About the SeniorAdvisor.com 2014 In-Home Innovation Scholarship: We started the scholarship program to bring awareness of the unique benefits and challenges of in-home caregiving for seniors to younger generations. The questions posed by the scholarship encouraged our nation’s future caregivers to present solutions for improving home care in the United States. College-aged students were required to answer one of the three essay topics below and provide a short bio as part of their scholarship application. Read the winning essays here.
How can your major of study improve the lives of seniors receiving in-home care services?
Essay response by Laura Kost
Too often we as humans confuse the ideas of jobs and careers. They are both the reason we awaken each morning and prepare for the day. They are the way we provide for our families and ensure financial stability.
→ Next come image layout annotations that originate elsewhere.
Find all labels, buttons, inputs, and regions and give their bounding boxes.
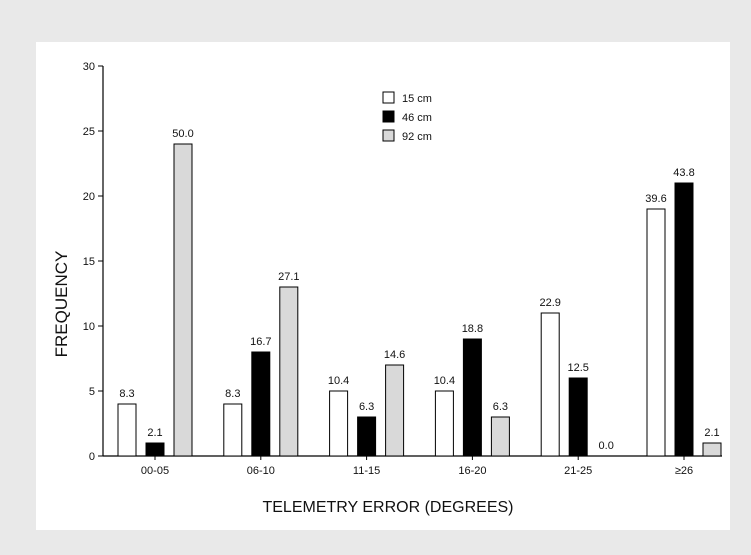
bar: [674, 182, 694, 457]
data-label: 10.4: [434, 375, 455, 387]
data-label: 39.6: [645, 193, 666, 205]
bar-chart: 0 5 10 15 20 25 30 00-05 06-10 11-15 16-20 21-25 ≥26…: [52, 61, 722, 516]
x-tick-label: 16-20: [458, 465, 486, 477]
data-label: 14.6: [384, 349, 405, 361]
data-label: 27.1: [278, 271, 299, 283]
y-tick-label: 25: [83, 126, 95, 138]
x-tick-label: 06-10: [247, 465, 275, 477]
bar: [490, 416, 510, 457]
bar: [540, 312, 560, 457]
data-label: 2.1: [704, 427, 719, 439]
data-labels: 8.3 2.1 50.0 8.3 16.7 27.1 10.4 6.3 14.6 10.4 18.8…: [119, 128, 719, 452]
y-tick-label: 5: [89, 386, 95, 398]
y-axis-title: FREQUENCY: [52, 251, 71, 358]
x-axis-title: TELEMETRY ERROR (DEGREES): [262, 499, 513, 516]
bar: [434, 390, 454, 457]
data-label: 16.7: [250, 336, 271, 348]
data-label: 0.0: [599, 440, 614, 452]
data-label: 22.9: [539, 297, 560, 309]
data-label: 8.3: [119, 388, 134, 400]
bars: [117, 143, 722, 457]
bar: [173, 143, 193, 457]
y-tick-label: 20: [83, 191, 95, 203]
data-label: 6.3: [493, 401, 508, 413]
legend-label: 92 cm: [402, 131, 432, 143]
y-tick-label: 15: [83, 256, 95, 268]
data-label: 12.5: [567, 362, 588, 374]
x-tick-label: 11-15: [353, 465, 380, 477]
bar: [568, 377, 588, 457]
bar: [646, 208, 666, 457]
data-label: 10.4: [328, 375, 349, 387]
legend: 15 cm 46 cm 92 cm: [382, 91, 432, 143]
bar: [357, 416, 377, 457]
bar: [462, 338, 482, 457]
data-label: 50.0: [172, 128, 193, 140]
legend-swatch: [382, 91, 395, 104]
data-label: 6.3: [359, 401, 374, 413]
bar: [223, 403, 243, 457]
x-tick-label: ≥26: [675, 465, 693, 477]
y-tick-label: 30: [83, 61, 95, 73]
chart-panel: 0 5 10 15 20 25 30 00-05 06-10 11-15 16-20 21-25 ≥26…: [36, 42, 730, 530]
data-label: 43.8: [673, 167, 694, 179]
bar: [145, 442, 165, 457]
x-tick-label: 21-25: [564, 465, 592, 477]
data-label: 2.1: [147, 427, 162, 439]
y-tick-label: 0: [89, 451, 95, 463]
x-tick-label: 00-05: [141, 465, 169, 477]
legend-label: 15 cm: [402, 93, 432, 105]
bar: [385, 364, 405, 457]
axes: 0 5 10 15 20 25 30 00-05 06-10 11-15 16-20 21-25 ≥26: [83, 61, 722, 477]
y-tick-label: 10: [83, 321, 95, 333]
bar: [251, 351, 271, 457]
bar: [702, 442, 722, 457]
data-label: 8.3: [225, 388, 240, 400]
bar: [279, 286, 299, 457]
bar: [117, 403, 137, 457]
legend-label: 46 cm: [402, 112, 432, 124]
legend-swatch: [382, 129, 395, 142]
legend-swatch: [382, 110, 395, 123]
bar: [329, 390, 349, 457]
data-label: 18.8: [462, 323, 483, 335]
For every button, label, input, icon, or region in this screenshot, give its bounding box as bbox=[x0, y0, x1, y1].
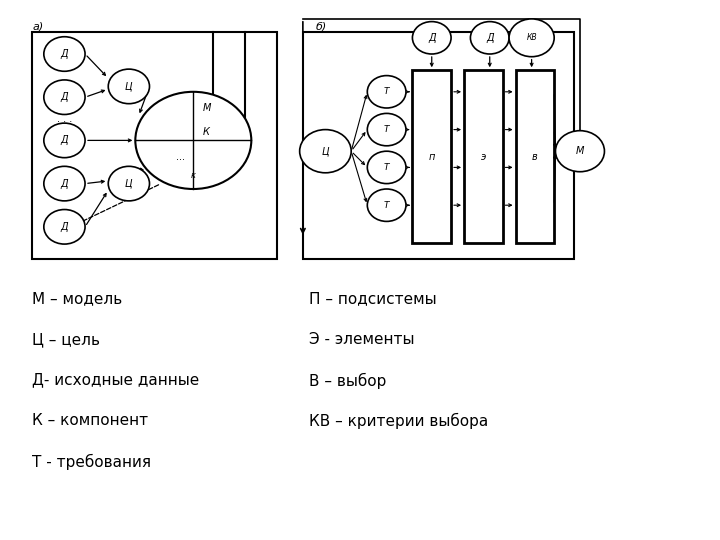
Circle shape bbox=[509, 19, 554, 57]
Text: Т: Т bbox=[384, 201, 390, 210]
Text: Д: Д bbox=[486, 33, 493, 43]
Text: Д: Д bbox=[60, 92, 68, 102]
Text: Д- исходные данные: Д- исходные данные bbox=[32, 373, 199, 388]
Bar bbox=[464, 70, 503, 243]
Text: п: п bbox=[428, 152, 435, 161]
Circle shape bbox=[44, 37, 85, 71]
Text: КВ: КВ bbox=[526, 33, 537, 42]
Text: М – модель: М – модель bbox=[32, 292, 122, 307]
Bar bbox=[303, 32, 574, 259]
Text: э: э bbox=[481, 152, 486, 161]
Text: Т: Т bbox=[384, 125, 390, 134]
Circle shape bbox=[413, 22, 451, 54]
Circle shape bbox=[44, 210, 85, 244]
Text: Д: Д bbox=[60, 49, 68, 59]
Text: Т: Т bbox=[384, 87, 390, 96]
Text: Д: Д bbox=[60, 179, 68, 188]
Circle shape bbox=[300, 130, 351, 173]
Text: М: М bbox=[203, 103, 212, 113]
Text: Д: Д bbox=[60, 136, 68, 145]
Text: . . .: . . . bbox=[57, 114, 72, 124]
Circle shape bbox=[367, 189, 406, 221]
Text: Ц – цель: Ц – цель bbox=[32, 332, 100, 347]
Text: Ц: Ц bbox=[322, 146, 329, 156]
Text: к: к bbox=[191, 171, 196, 180]
Circle shape bbox=[555, 131, 605, 172]
Text: Т - требования: Т - требования bbox=[32, 454, 151, 470]
Circle shape bbox=[367, 151, 406, 184]
Circle shape bbox=[108, 166, 150, 201]
Text: М: М bbox=[576, 146, 584, 156]
Circle shape bbox=[108, 69, 150, 104]
Text: К – компонент: К – компонент bbox=[32, 413, 148, 428]
Text: Э - элементы: Э - элементы bbox=[310, 332, 415, 347]
Circle shape bbox=[367, 76, 406, 108]
Bar bbox=[32, 32, 277, 259]
Text: в: в bbox=[532, 152, 538, 161]
Text: П – подсистемы: П – подсистемы bbox=[310, 292, 437, 307]
Text: КВ – критерии выбора: КВ – критерии выбора bbox=[310, 413, 489, 429]
Text: Т: Т bbox=[384, 163, 390, 172]
Text: а): а) bbox=[32, 22, 43, 32]
Text: Д: Д bbox=[428, 33, 436, 43]
Text: б): б) bbox=[316, 22, 327, 32]
Circle shape bbox=[44, 166, 85, 201]
Circle shape bbox=[44, 123, 85, 158]
Circle shape bbox=[367, 113, 406, 146]
Circle shape bbox=[135, 92, 251, 189]
Text: Ц: Ц bbox=[125, 82, 132, 91]
Text: В – выбор: В – выбор bbox=[310, 373, 387, 389]
Bar bbox=[516, 70, 554, 243]
Circle shape bbox=[470, 22, 509, 54]
Circle shape bbox=[44, 80, 85, 114]
Text: Д: Д bbox=[60, 222, 68, 232]
Bar bbox=[413, 70, 451, 243]
Text: К: К bbox=[203, 127, 210, 137]
Text: ...: ... bbox=[176, 152, 185, 161]
Text: Ц: Ц bbox=[125, 179, 132, 188]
However, there is a profound difference between and job and a career.
A job is no more than a paycheck. It is a duty we perform because of the recompense we receive. A career is a passion, a lifestyle that weaves itself into the core of our being and expresses itself in the work we do each day. A career is the result of a deep-rooted desire to do what we were created to do; fulfilling a calling on our lives. Oprah Winfrey once said, “I’ve come to believe that each of us has a personal calling that’s as unique as a fingerprint – and that the best way to succeed is to discover what you love and then find a way to offer it to others in the form of service.” For me, compassionate advocacy is that calling.
Merriam Webster defines an advocate as one who supports or promotes the interests of others. An advocate is personally and professionally invested in the lives of those they strive to help. They are the quiet ones who take the time to understand the needs and desires of another; they are also the courageous ones who use their knowledge to speak on that person’s behalf. An advocate balances the physical and emotional needs of others, striving to find the best resources available for their client. With my human services major, I can become such an advocate for vulnerable populations in society, particularly the aging.
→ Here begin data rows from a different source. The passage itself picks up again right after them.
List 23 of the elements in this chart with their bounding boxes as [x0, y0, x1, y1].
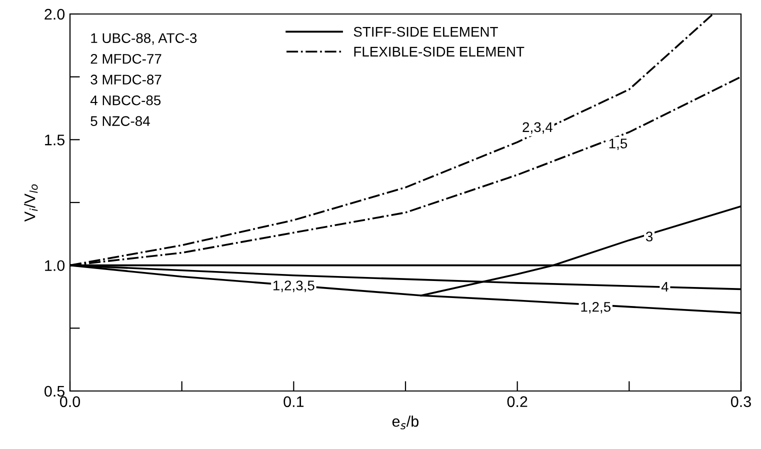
- annotation: 2 MFDC-77: [90, 54, 162, 64]
- legend-label: FLEXIBLE-SIDE ELEMENT: [354, 46, 524, 57]
- annotation: 3: [646, 232, 653, 242]
- annotation: 1,2,5: [581, 302, 610, 314]
- x-tick-label: 0.0: [60, 396, 80, 408]
- annotation: 4 NBCC-85: [90, 95, 161, 106]
- annotation: 5 NZC-84: [90, 116, 150, 126]
- annotation: 3 MFDC-87: [90, 74, 162, 85]
- annotation: 1,2,3,5: [273, 280, 314, 292]
- annotation: 2,3,4: [522, 122, 553, 134]
- x-tick-label: 0.3: [730, 396, 751, 408]
- annotation: 1,5: [609, 138, 628, 150]
- x-tick-label: 0.1: [284, 396, 304, 408]
- y-tick-label: 0.5: [44, 386, 64, 397]
- x-axis-title: e$_{s}$/b: [392, 416, 418, 430]
- y-tick-label: 1.0: [45, 260, 65, 272]
- y-tick-label: 1.5: [45, 134, 64, 146]
- annotation: 4: [661, 282, 668, 292]
- x-tick-label: 0.2: [507, 396, 528, 408]
- legend-label: STIFF-SIDE ELEMENT: [354, 26, 498, 37]
- annotation: 1 UBC-88, ATC-3: [91, 33, 197, 45]
- y-tick-label: 2.0: [44, 8, 65, 20]
- y-axis-title: V$_{i}$/V$_{lo}$: [24, 184, 38, 222]
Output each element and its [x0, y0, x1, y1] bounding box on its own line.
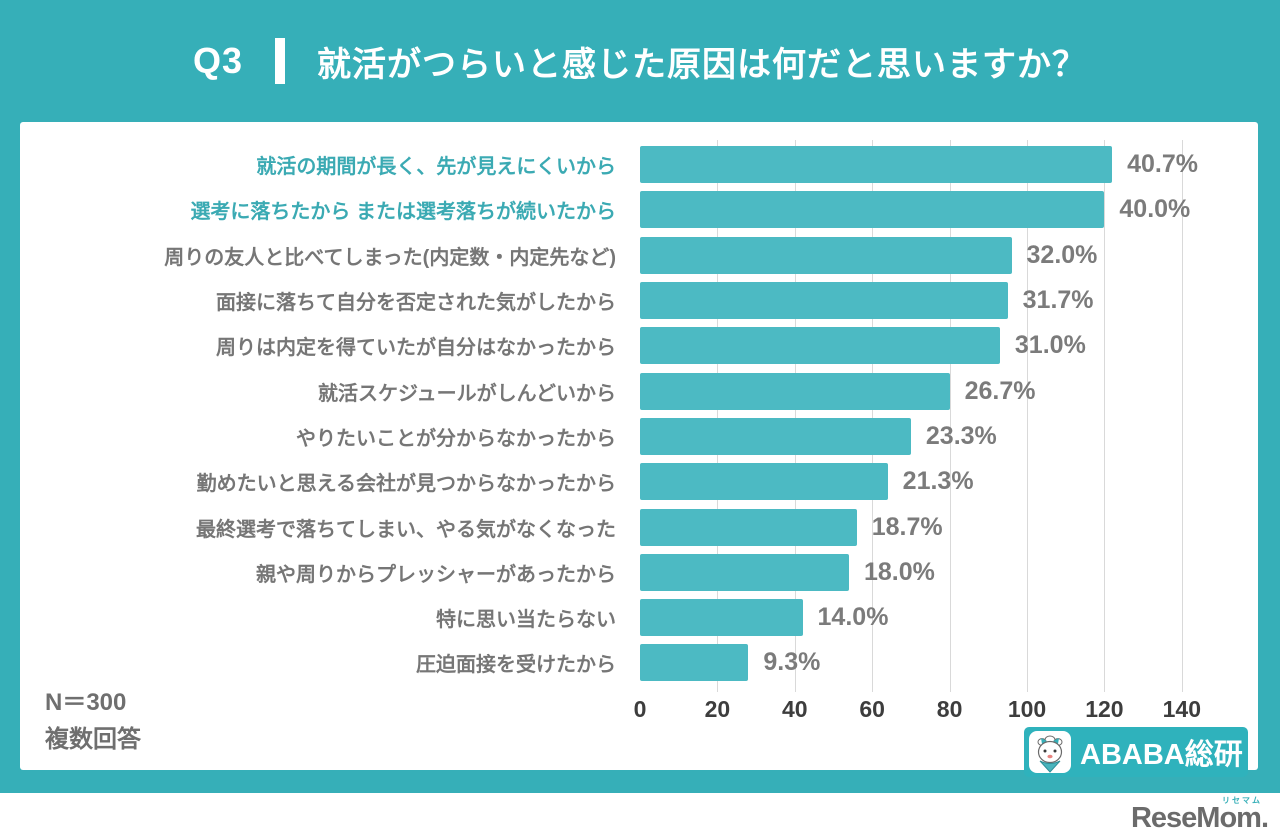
bar	[640, 372, 950, 410]
bar-track: 18.0%	[640, 553, 1258, 591]
bar-value-label: 23.3%	[925, 421, 997, 450]
bar-value-label: 31.7%	[1022, 286, 1094, 315]
chart-row: 親や周りからプレッシャーがあったから 18.0%	[20, 550, 1258, 595]
answer-type-label: 複数回答	[45, 726, 141, 753]
bar	[640, 327, 1000, 365]
bar-category-label: 就活スケジュールがしんどいから	[318, 382, 616, 405]
x-axis-tick-label: 0	[633, 696, 647, 722]
bar-category-label: 勤めたいと思える会社が見つからなかったから	[196, 473, 616, 496]
bar-track: 40.0%	[640, 191, 1258, 229]
x-axis-tick-label: 140	[1162, 696, 1201, 722]
bar	[640, 146, 1113, 184]
bar-value-label: 9.3%	[763, 648, 821, 677]
chart-gridlines	[640, 140, 1258, 692]
gridline	[1104, 140, 1106, 692]
bar-track: 31.7%	[640, 282, 1258, 320]
bar-track: 23.3%	[640, 417, 1258, 455]
chart-row: 就活スケジュールがしんどいから 26.7%	[20, 368, 1258, 413]
chart-row: 面接に落ちて自分を否定された気がしたから 31.7%	[20, 278, 1258, 323]
bar-track: 26.7%	[640, 372, 1258, 410]
bar-category-label: 親や周りからプレッシャーがあったから	[256, 563, 616, 586]
x-axis-tick-label: 100	[1007, 696, 1047, 722]
gridline	[717, 140, 719, 692]
bar-value-label: 31.0%	[1014, 331, 1086, 360]
bar-track: 21.3%	[640, 463, 1258, 501]
x-axis-tick-label: 60	[859, 696, 885, 722]
bar-category-label: 最終選考で落ちてしまい、やる気がなくなった	[196, 518, 616, 541]
bar-value-label: 18.0%	[863, 557, 935, 586]
bar	[640, 508, 857, 546]
page-title: 就活がつらいと感じた原因は何だと思いますか？	[317, 45, 1088, 84]
chart-row: 特に思い当たらない 14.0%	[20, 595, 1258, 640]
resemom-wordmark: ReseMom.	[1130, 802, 1269, 834]
chart-row: 勤めたいと思える会社が見つからなかったから 21.3%	[20, 459, 1258, 504]
bar	[640, 191, 1105, 229]
chart-row: 圧迫面接を受けたから 9.3%	[20, 640, 1258, 685]
bar-track: 32.0%	[640, 236, 1258, 274]
bar-category-label: 周りの友人と比べてしまった(内定数・内定先など)	[164, 246, 616, 269]
bar	[640, 417, 911, 455]
bar-category-label: 選考に落ちたから または選考落ちが続いたから	[190, 201, 616, 224]
bar-track: 9.3%	[640, 644, 1258, 682]
gridline	[794, 140, 796, 692]
chart-row: 周りは内定を得ていたが自分はなかったから 31.0%	[20, 323, 1258, 368]
bar	[640, 282, 1008, 320]
bar-value-label: 40.7%	[1127, 150, 1199, 179]
bar-value-label: 40.0%	[1119, 195, 1191, 224]
footnote: N＝300 複数回答	[45, 684, 141, 758]
bar-category-label: 就活の期間が長く、先が見えにくいから	[256, 156, 616, 179]
bar	[640, 463, 888, 501]
alpaca-mascot-icon	[1028, 730, 1072, 774]
chart-panel: 就活の期間が長く、先が見えにくいから 40.7% 選考に落ちたから または選考落ちが…	[20, 122, 1258, 777]
x-axis-tick-label: 120	[1085, 696, 1124, 722]
chart-row: 選考に落ちたから または選考落ちが続いたから 40.0%	[20, 187, 1258, 232]
bar-track: 31.0%	[640, 327, 1258, 365]
bar	[640, 553, 849, 591]
bar	[640, 236, 1012, 274]
bar-category-label: 面接に落ちて自分を否定された気がしたから	[216, 292, 616, 315]
bar-value-label: 26.7%	[964, 376, 1036, 405]
bar	[640, 599, 803, 637]
x-axis: 0 20 40 60 80 100 120 140	[634, 696, 1258, 730]
resemom-logo: リセマム ReseMom.	[1130, 795, 1269, 834]
gridline	[1181, 140, 1183, 692]
bar	[640, 644, 749, 682]
bar-value-label: 14.0%	[817, 603, 889, 632]
sample-size-label: N＝300	[45, 689, 127, 716]
gridline	[1027, 140, 1028, 692]
ababa-logo-text: ABABA総研	[1080, 739, 1243, 771]
resemom-katakana-label: リセマム	[1222, 796, 1262, 805]
bar-value-label: 21.3%	[902, 467, 974, 496]
gridline	[872, 140, 874, 692]
bar-category-label: やりたいことが分からなかったから	[296, 427, 616, 450]
ababa-logo: ABABA総研	[1024, 727, 1248, 777]
x-axis-tick-label: 40	[782, 696, 808, 722]
bar-track: 18.7%	[640, 508, 1258, 546]
chart-row: 周りの友人と比べてしまった(内定数・内定先など) 32.0%	[20, 233, 1258, 278]
header-divider	[275, 38, 286, 84]
bar-track: 40.7%	[640, 146, 1258, 184]
header: Q3 就活がつらいと感じた原因は何だと思いますか？	[0, 0, 1280, 122]
chart-row: 就活の期間が長く、先が見えにくいから 40.7%	[20, 142, 1258, 187]
bar-value-label: 18.7%	[871, 512, 943, 541]
bar-value-label: 32.0%	[1026, 240, 1098, 269]
background: Q3 就活がつらいと感じた原因は何だと思いますか？ 就活の期間が長く、先が見えに…	[0, 0, 1280, 793]
chart-row: 最終選考で落ちてしまい、やる気がなくなった 18.7%	[20, 504, 1258, 549]
bar-category-label: 圧迫面接を受けたから	[416, 654, 616, 677]
bar-category-label: 特に思い当たらない	[436, 609, 616, 632]
chart-row: やりたいことが分からなかったから 23.3%	[20, 414, 1258, 459]
x-axis-tick-label: 80	[936, 696, 963, 722]
bar-chart: 就活の期間が長く、先が見えにくいから 40.7% 選考に落ちたから または選考落ちが…	[20, 142, 1258, 686]
footer-strip: リセマム ReseMom.	[0, 793, 1280, 834]
bar-category-label: 周りは内定を得ていたが自分はなかったから	[216, 337, 616, 360]
question-number: Q3	[192, 40, 244, 81]
bar-track: 14.0%	[640, 599, 1258, 637]
x-axis-tick-label: 20	[704, 696, 731, 722]
gridline	[949, 140, 951, 692]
Within the area of in-home care, my advocacy may take many forms. I can work directly with my client through an agency, providing general services and meeting practical needs. This could include personal care, companionship, supervision, transportation, meal preparation, housekeeping, or a variety of other emotional and tangible needs surrounding the activities of daily living. If a client requires more extensive or specific medical care, my role as advocate could extend to meet those needs as well. Once I clearly understand their personal wishes and practical circumstances, I can help them locate and access the appropriate resources. By standing between those who deliver these services and their recipient, I can ensure my clients’ needs are met while still respecting their wishes and maintaining their dignity. I may also advocate for my client within the home, particularly among family members. My major will equip me with fundamental skills in counseling and conflict resolution, as well as in understanding interpersonal relationships. I can use my training to facilitate communication and cooperation between and among the people involved in my client’s care. In this way, I can address the holistic health of those receiving in-home care services – emotional, physical, and relational.
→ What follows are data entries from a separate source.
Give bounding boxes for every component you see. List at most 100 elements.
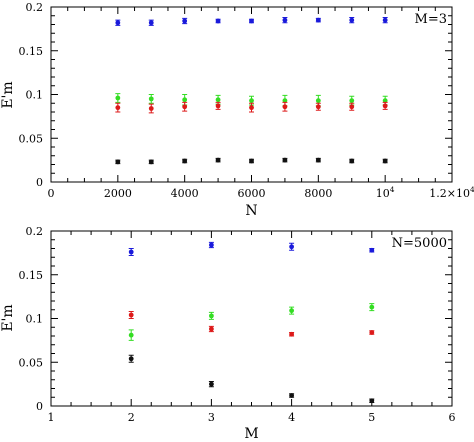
data-point	[115, 102, 121, 113]
y-axis-label: E'm	[0, 304, 16, 331]
data-point	[382, 17, 388, 24]
data-point	[315, 102, 321, 111]
data-marker	[148, 96, 154, 102]
data-marker	[209, 313, 214, 319]
data-point	[128, 329, 134, 341]
data-marker	[382, 17, 388, 23]
data-marker	[382, 103, 388, 109]
y-tick-label: 0.05	[19, 356, 44, 369]
data-marker	[148, 20, 154, 26]
series-4	[115, 157, 388, 165]
data-marker	[128, 332, 134, 338]
data-marker	[209, 326, 214, 332]
data-point	[382, 158, 388, 164]
x-tick-label: 3	[208, 411, 215, 424]
series-1	[115, 17, 388, 26]
data-point	[249, 18, 254, 24]
data-marker	[289, 244, 294, 250]
data-point	[208, 381, 214, 388]
data-marker	[349, 17, 355, 23]
x-tick-label: 6000	[238, 187, 266, 200]
data-marker	[282, 104, 288, 110]
data-marker	[115, 95, 121, 101]
y-tick-label: 0.1	[26, 313, 44, 326]
data-point	[282, 101, 288, 112]
data-marker	[128, 249, 134, 255]
x-tick-label: 4	[288, 411, 295, 424]
y-tick-label: 0.2	[26, 225, 44, 238]
data-marker	[182, 97, 188, 103]
data-marker	[349, 98, 355, 104]
data-point	[148, 103, 154, 114]
x-tick-label: 6	[449, 411, 456, 424]
data-point	[282, 17, 288, 24]
data-marker	[289, 331, 294, 337]
data-marker	[182, 158, 188, 164]
data-marker	[289, 308, 294, 314]
data-marker	[315, 98, 321, 104]
data-point	[115, 159, 121, 165]
data-point	[369, 330, 375, 335]
data-point	[128, 248, 134, 256]
data-point	[289, 393, 295, 398]
data-point	[215, 157, 221, 163]
chart-panel-2: 1 2 3 4 5 6 0 0.05 0.1 0.15 0.2 M E'm N=5000	[0, 225, 456, 442]
data-marker	[369, 247, 375, 253]
data-point	[382, 101, 388, 110]
x-tick-label: 5	[368, 411, 375, 424]
data-marker	[382, 98, 388, 104]
series-3	[115, 101, 388, 114]
data-marker	[315, 157, 321, 163]
y-tick-label: 0.1	[26, 89, 44, 102]
data-marker	[315, 104, 321, 110]
panel-annotation: M=3	[415, 12, 447, 27]
data-marker	[369, 330, 375, 335]
data-point	[289, 242, 295, 251]
data-marker	[115, 20, 121, 26]
data-marker	[249, 98, 254, 104]
y-axis-label: E'm	[0, 81, 16, 108]
x-tick-label: 4000	[171, 187, 199, 200]
data-point	[115, 93, 121, 103]
data-point	[128, 311, 134, 319]
data-point	[215, 18, 221, 24]
data-point	[349, 102, 355, 111]
data-marker	[128, 356, 134, 362]
data-point	[249, 158, 254, 164]
x-axis-label: M	[244, 426, 258, 442]
x-tick-label: 1	[48, 411, 55, 424]
x-tick-label: 2	[128, 411, 135, 424]
y-tick-label: 0.2	[26, 1, 44, 14]
data-point	[148, 19, 154, 26]
data-point	[315, 157, 321, 163]
data-marker	[128, 312, 134, 318]
data-marker	[369, 304, 375, 310]
y-tick-label: 0	[36, 176, 43, 189]
data-point	[208, 325, 214, 333]
data-marker	[148, 106, 154, 111]
x-tick-label: 104	[376, 185, 395, 200]
x-tick-label: 1.2×104	[429, 185, 474, 200]
data-point	[115, 19, 121, 26]
data-marker	[182, 104, 188, 110]
data-point	[148, 94, 154, 104]
data-point	[182, 158, 188, 164]
data-marker	[209, 381, 214, 387]
data-marker	[282, 17, 288, 23]
data-marker	[115, 159, 121, 165]
data-marker	[282, 157, 288, 163]
data-marker	[215, 97, 221, 103]
data-marker	[382, 158, 388, 164]
data-point	[289, 331, 295, 337]
x-tick-label: 8000	[304, 187, 332, 200]
data-point	[369, 303, 375, 312]
plot-frame	[50, 6, 453, 183]
y-tick-label: 0.05	[19, 132, 44, 145]
data-point	[215, 101, 221, 110]
data-marker	[369, 398, 375, 404]
data-marker	[115, 105, 121, 111]
series-3	[128, 311, 375, 337]
data-marker	[182, 18, 188, 24]
data-point	[208, 241, 214, 249]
With a degree in human services, I will be able to improve the lives of seniors receiving services through in-home care. I will be equipped with the skills and resources to effectively advocate for them as humans, as patients, as family members, and as a part of an aging population. I will work with them to establish a personalized care plan that fits their individual needs and desires. I can enable them to receive the services necessary to help them stay in the peace and comfort of their own home, properly cared for with dignity and respect until their death. This is my desire and my calling.
There are far too few people in America right now employed in a career, and far too many employed in a job. We have lost our passion and our drive, our desire to be fulfilled by fulfilling others. I truly believe that human services is a career for those who are willing to step outside of themselves and give of their own talents and abilities for the good of humankind. I also believe that advocating for vulnerable populations is my unique calling. It is here that I am able to offer what I love, what I am passionate about, to others through service. It is here that I will find my career, responding to the innate desire to accomplish my purpose as an advocate and a champion for human dignity.
Laura is currently working towards a bachelor’s degree in human services from Bethel University.